Sum of Fibonacci Numbers | Set 2

Namachila November 19, 2025

0 0 5 minutes read

Given a positive number N, the task is to find the sum of the first (N + 1) Fibonacci Numbers.

Examples:

Input: N = 3
Output: 4
Explanation:
The first 4 terms of the Fibonacci Series is {0, 1, 1, 2}. Therefore, the required sum = 0 + 1 + 1 + 2 = 4.

Input: N = 4
Output: 7

Naive Approach: For the simplest approach to solve the problem, refer to the previous post of this article.
Time Complexity: O(N)
Auxiliary Space: O(1)

Efficient Approach: The above approach can be optimized by the following observations and calculations:

Let S(N) represent the sum of the first N terms of Fibonacci Series. Now, in order to simply find S(N), calculate the (N + 2)^th Fibonacci number and subtract 1 from the result. The N^th term of this series can be calculated by the formula:

$F_N = \frac{(\frac{1 + \sqrt{5}}{2})^{N}}{\sqrt{5}}$

Now the value of S(N) can be calculated by (F_{N + 2} – 1).

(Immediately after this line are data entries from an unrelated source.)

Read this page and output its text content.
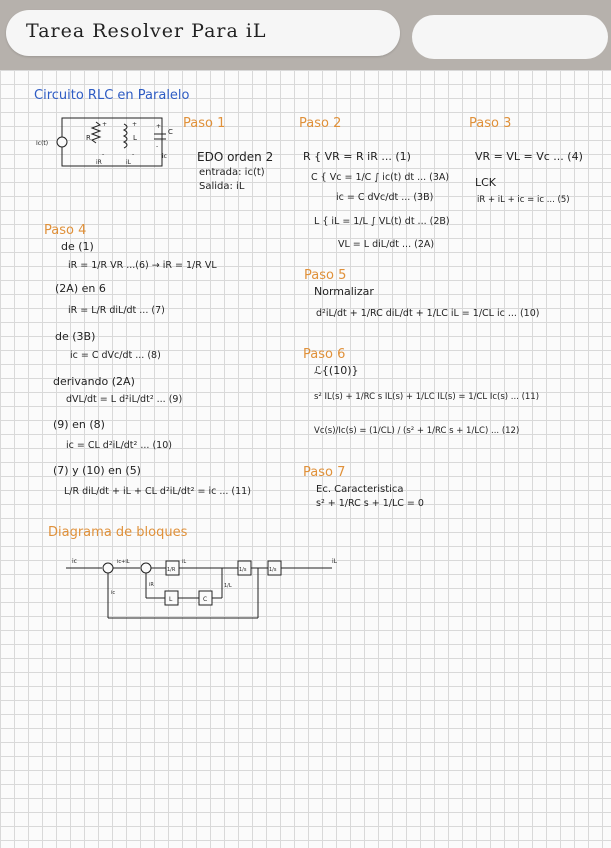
Tarea Resolver Para iL
Circuito RLC en Paralelo
Ic(t)
R	L
C
iR	iL
ic
+
-
+
-
+
-
Paso 1
EDO orden 2
entrada: ic(t)
Salida: iL
Paso 2
R { VR = R iR ... (1)
C { Vc = 1/C ∫ ic(t) dt ... (3A)
ic = C dVc/dt ... (3B)
L { iL = 1/L ∫ VL(t) dt ... (2B)
VL = L diL/dt ... (2A)
Paso 3
VR = VL = Vc ... (4)
LCK
iR + iL + ic = ic ... (5)
Paso 4
de (1)
iR = 1/R VR ...(6) → iR = 1/R VL
(2A) en 6
iR = L/R diL/dt ... (7)
de (3B)
ic = C dVc/dt ... (8)
derivando (2A)
dVL/dt = L d²iL/dt² ... (9)
(9) en (8)
ic = CL d²iL/dt² ... (10)
(7) y (10) en (5)
L/R diL/dt + iL + CL d²iL/dt² = ic ... (11)
Paso 5
Normalizar
d²iL/dt + 1/RC diL/dt + 1/LC iL = 1/CL ic ... (10)
Paso 6
ℒ{(10)}
s² IL(s) + 1/RC s IL(s) + 1/LC IL(s) = 1/CL Ic(s) ... (11)
Vc(s)/Ic(s) = (1/CL) / (s² + 1/RC s + 1/LC) ... (12)
Paso 7
Ec. Caracteristica
s² + 1/RC s + 1/LC = 0
Diagrama de bloques
ic	iL
ic+iL	iL
iR
ic
1/R
L	C
1/s	1/s
1/L
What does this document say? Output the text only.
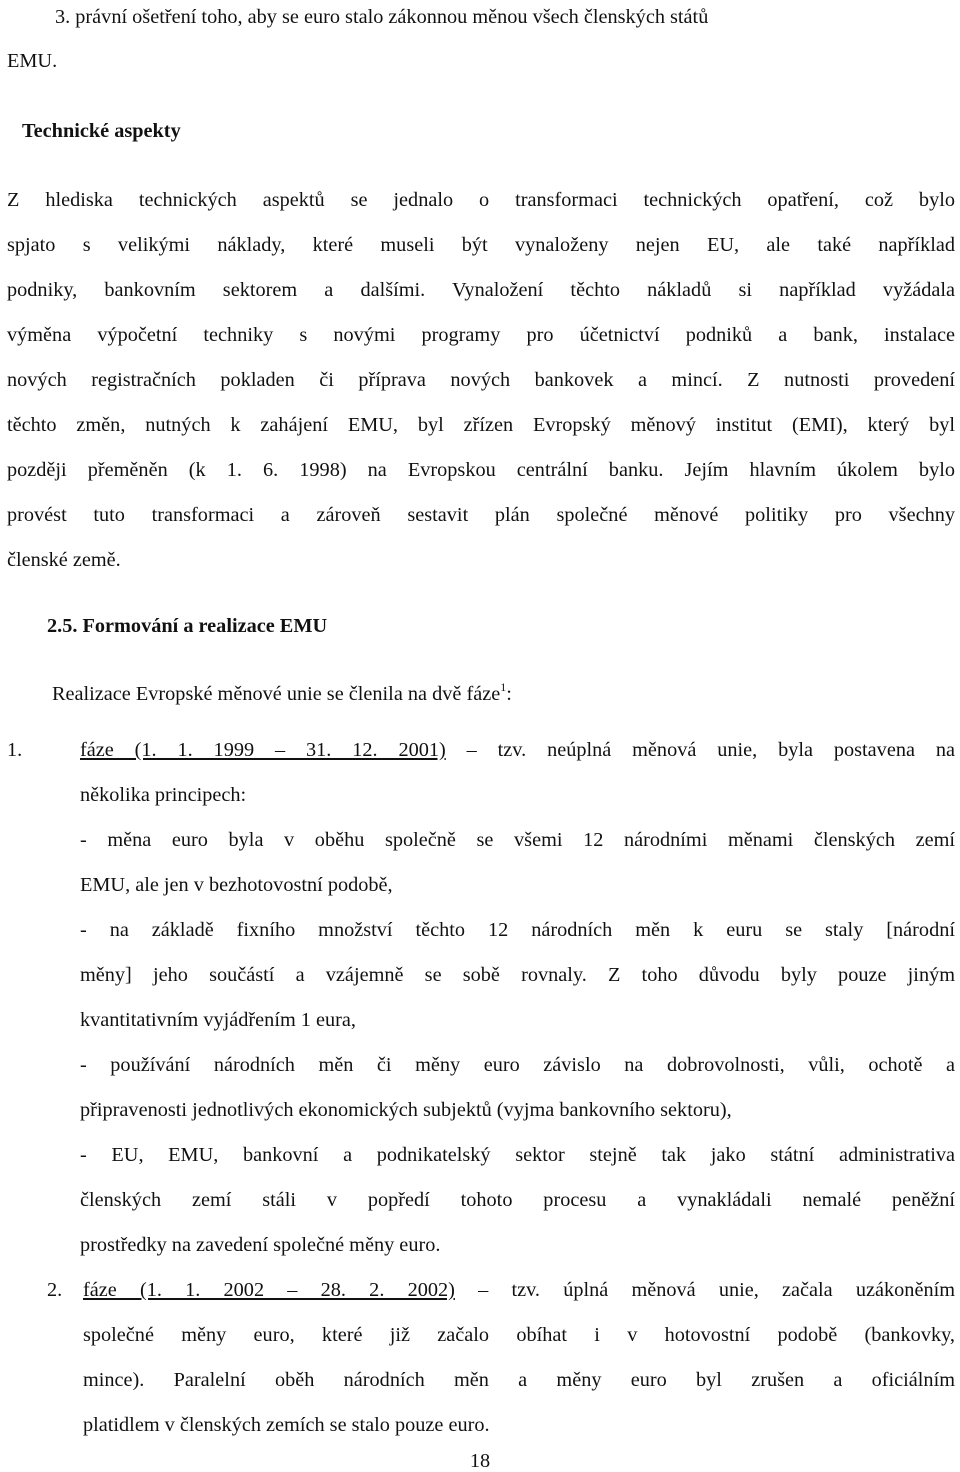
3. právní ošetření toho, aby se euro stalo zákonnou měnou všech členských států
EMU.
Technické aspekty
Z hlediska technických aspektů se jednalo o transformaci technických opatření, což bylo
spjato s velikými náklady, které museli být vynaloženy nejen EU, ale také například
podniky, bankovním sektorem a dalšími. Vynaložení těchto nákladů si například vyžádala
výměna výpočetní techniky s novými programy pro účetnictví podniků a bank, instalace
nových registračních pokladen či příprava nových bankovek a mincí. Z nutnosti provedení
těchto změn, nutných k zahájení EMU, byl zřízen Evropský měnový institut (EMI), který byl
později přeměněn (k 1. 6. 1998) na Evropskou centrální banku. Jejím hlavním úkolem bylo
provést tuto transformaci a zároveň sestavit plán společné měnové politiky pro všechny
členské země.
2.5. Formování a realizace EMU
Realizace Evropské měnové unie se členila na dvě fáze$^1$:
1.	fáze (1. 1. 1999 – 31. 12. 2001) – tzv. neúplná měnová unie, byla postavena na
několika principech:
- měna euro byla v oběhu společně se všemi 12 národními měnami členských zemí
EMU, ale jen v bezhotovostní podobě,
- na základě fixního množství těchto 12 národních měn k euru se staly [národní
měny] jeho součástí a vzájemně se sobě rovnaly. Z toho důvodu byly pouze jiným
kvantitativním vyjádřením 1 eura,
- používání národních měn či měny euro závislo na dobrovolnosti, vůli, ochotě a
připravenosti jednotlivých ekonomických subjektů (vyjma bankovního sektoru),
- EU, EMU, bankovní a podnikatelský sektor stejně tak jako státní administrativa
členských zemí stáli v popředí tohoto procesu a vynakládali nemalé peněžní
prostředky na zavedení společné měny euro.
2. fáze (1. 1. 2002 – 28. 2. 2002) – tzv. úplná měnová unie, začala uzákoněním
společné měny euro, které již začalo obíhat i v hotovostní podobě (bankovky,
mince). Paralelní oběh národních měn a měny euro byl zrušen a oficiálním
platidlem v členských zemích se stalo pouze euro.
18
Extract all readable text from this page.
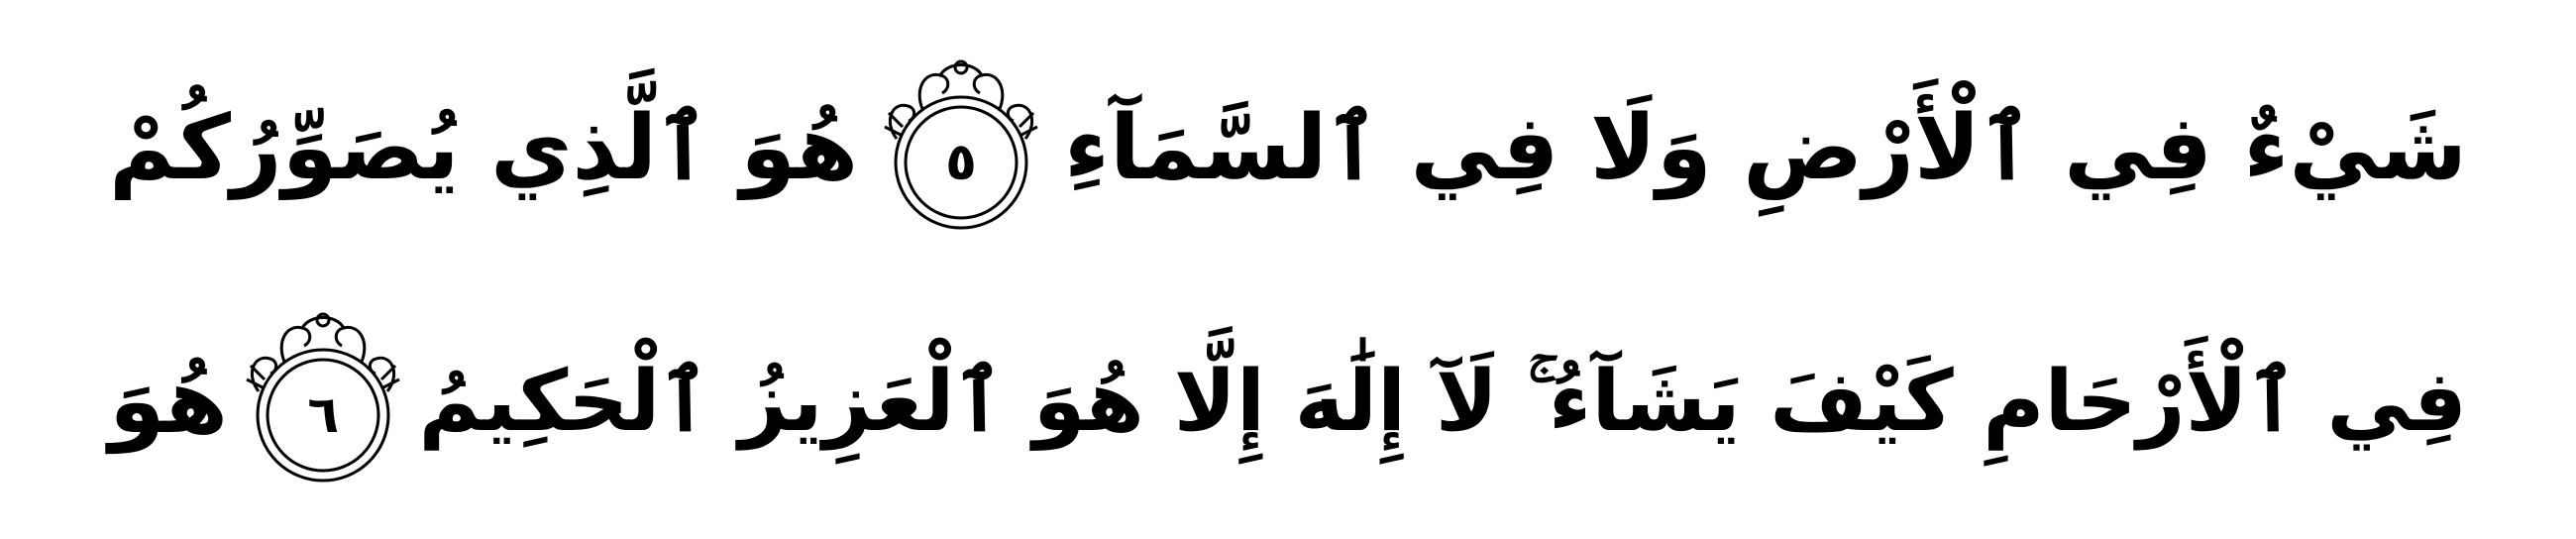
شَيْءٌ فِي ٱلْأَرْضِ وَلَا فِي ٱلسَّمَآءِ
٥
هُوَ ٱلَّذِي يُصَوِّرُكُمْ
فِي ٱلْأَرْحَامِ كَيْفَ يَشَآءُ ۚ لَآ إِلَٰهَ إِلَّا هُوَ ٱلْعَزِيزُ ٱلْحَكِيمُ
٦
هُوَ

Therefore, the idea is to calculate the value of S_N using the above formula:

Below is the implementation of the above approach:

C++

// C++ program for the above approach
#include <bits/stdc++.h>
using namespace std;
 
// Function to find the sum of
// first N + 1 fibonacci numbers
void sumFib(int N)
{
   
    // Apply the formula
    long num = (long)round(pow((sqrt(5) + 1) 
                               / 2.0, N + 2)
                           / sqrt(5));
 
    // Print the result
    cout << (num - 1);
}
 
// Driver Code
int main()
{
    int N = 3;
    sumFib(N);
    return 0;
}
 
// This code is contributed by Dharanendra L V.

Java

// Java program for the above approach
import java.io.*;
 
class GFG {
 
    // Function to find the sum of
    // first N + 1 fibonacci numbers
    public static void sumFib(int N)
    {
        // Apply the formula
        long num = (long)Math.round(
            Math.pow((Math.sqrt(5) + 1)
                         / 2.0,
                     N + 2)
            / Math.sqrt(5));
 
        // Print the result
        System.out.println(num - 1);
    }
 
    // Driver Code
    public static void main(String[] args)
    {
        int N = 3;
        sumFib(N);
    }
}

Python3

# Python program for the above approach
import math
 
# Function to find the sum of
# first N + 1 fibonacci numbers
def sumFib(N):
   
    # Apply the formula
    num = round(pow((pow(5,1/2) + 1) \
                    / 2.0, N + 2) \
                / pow(5,1/2));
 
    # Print the result
    print(num - 1);
 
# Driver Code
if __name__ == '__main__':
    N = 3;
    sumFib(N);
 
# This code is contributed by 29AjayKumar

C#

// C# program for the above approach
using System;
class GFG
{
 
    // Function to find the sum of
    // first N + 1 fibonacci numbers
    public static void sumFib(int N)
    {
        // Apply the formula
        long num = (long)Math.Round(
            Math.Pow((Math.Sqrt(5) + 1)
                         / 2.0,
                     N + 2)
            / Math.Sqrt(5));
 
        // Print the result
        Console.WriteLine(num - 1);
    }
 
// Driver Code
static public void Main()
{
        int N = 3;
        sumFib(N);
}
}
 
// This code is contributed by jana_sayantan.

Javascript

<script>
 
// Javascript program for the above approach
 
    // Function to find the sum of
    // first N + 1 fibonacci numbers
    function sumFib(N) 
    {
        // Apply the formula
        var num =  Math.round(Math.pow((Math.sqrt(5) + 1)
        / 2.0, N + 2) / Math.sqrt(5));
 
        // Print the result
        document.write(num - 1);
    }
 
    // Driver Code
     
        var N = 3;
        sumFib(N);
 
// This code contributed by umadevi9616
 
</script>

Output:

Time Complexity: O(log n)
Auxiliary Space: O(1)

Alternate Approach: Follow the steps below to solve the problem:

The N^th Fibonacci number can also be calculated using the generating function.
The generating function for the N^th Fibonacci number is given by:

$G(X) = \frac{X}{(1 - X - X^{2})}$

Therefore, the generating function of the sum of Fibonacci numbers is given by:

$G'(X) = \frac{X}{((1 - X - X^{2}) * (1 - X))}$

After partial fraction decomposition of G'(X), the value of G'(X) is given by:

$G'(X) = \frac{a}{(a + 1) * (a - b) * (X + a)} + \frac{b}{(b + 1) * (b - a) * (X + b)} + \frac{1}{(a + 1) * (b + 1) * (X - 1)}$

where,
$a = \frac{(1 + \sqrt5)}{2}, b = \frac{(1 - \sqrt5)}{2}$

Therefore, the formula for the sum of the Fibonacci numbers is given by:

$S_{N} = \mid \frac{1}{b^{N + 1} + b^{N} + b^{N - 1} + b^{N - 2} } \mid - 1$